Car derrière ces petits objets colorés se trouve toute la sophistication économique du jeu mobile contemporain. Les éditeurs peuvent analyser la fréquence à laquelle les joueurs reviennent, le temps passé dans l’application, le moment où ils abandonnent, les événements qui les font revenir ou les offres auxquelles ils réagissent le mieux. Le véritable enjeu n’est donc plus seulement de vendre un produit. Il est de construire une habitude.
Et c’est peut-être là que Gossip Harbor devient particulièrement représentatif de notre époque. Dans l’ancien modèle du jeu vidéo, l’éditeur devait principalement vous convaincre d’acheter son jeu. La transaction était claire : vous donniez de l’argent et vous repartiez avec votre produit. Dans le modèle free-to-play, l’objectif est différent. Il faut d’abord vous convaincre de télécharger gratuitement le jeu, puis de revenir demain, après-demain, la semaine suivante et si possible pendant plusieurs mois ou plusieurs années. Un joueur qui achète une fois un jeu 50 euros rapporte 50 euros. Un joueur arrivé gratuitement mais dépensant régulièrement quelques euros pendant deux ans peut finalement rapporter beaucoup plus.

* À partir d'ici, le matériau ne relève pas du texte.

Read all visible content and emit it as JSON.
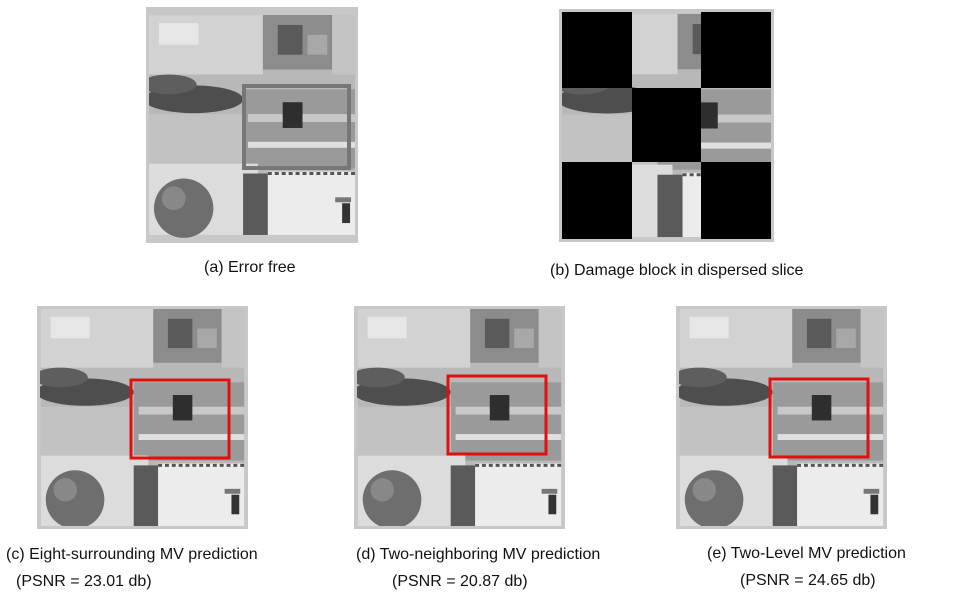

C’est pourquoi il serait faux de dire que Gossip Harbor est une arnaque sous prétexte qu’il est gratuit. On peut réellement y jouer sans payer. On peut attendre que l’énergie revienne, refuser les offres, ne pas acheter de gemmes et ignorer les sollicitations commerciales. Personne ne vous oblige à sortir votre carte bancaire. C’est justement ce qui rend le modèle aussi efficace : le joueur conserve en permanence le sentiment de décider lui-même. Et, techniquement, c’est vrai. Simplement, tout l’environnement du jeu est pensé pour rendre certains choix beaucoup plus séduisants que d’autres.
Gossip Harbor est donc beaucoup moins un petit miracle économique qu’une formidable démonstration de ce qu’est devenu le commerce numérique. On ne vous demande plus nécessairement de payer pour entrer. On vous ouvre grand la porte, gratuitement, parce qu’une fois installé à l’intérieur, il existe quantité de façons de transformer votre présence en argent.
Le tour de force est même d’avoir réussi à rendre cette mécanique presque invisible. On joue, on fusionne deux objets, on attend un peu, on revient, on récupère une récompense et on poursuit son histoire. Tout paraît léger et innocent. Pourtant, derrière cette simplicité se trouve une idée commerciale redoutablement moderne : ne plus vendre seulement un jeu, mais monétiser progressivement le temps, l’attention, la fidélité et parfois l’impatience de celui qui y joue.
Finalement, Gossip Harbor est bel et bien gratuit. Mais dans cette nouvelle économie du smartphone, « gratuit » ne signifie plus que personne ne paie. Cela signifie simplement que l’on a trouvé beaucoup d’autres façons de gagner de l’argent.
Et la plus précieuse des monnaies n’est peut-être ni l’euro ni le dollar.
C’est le temps que nous acceptons de donner.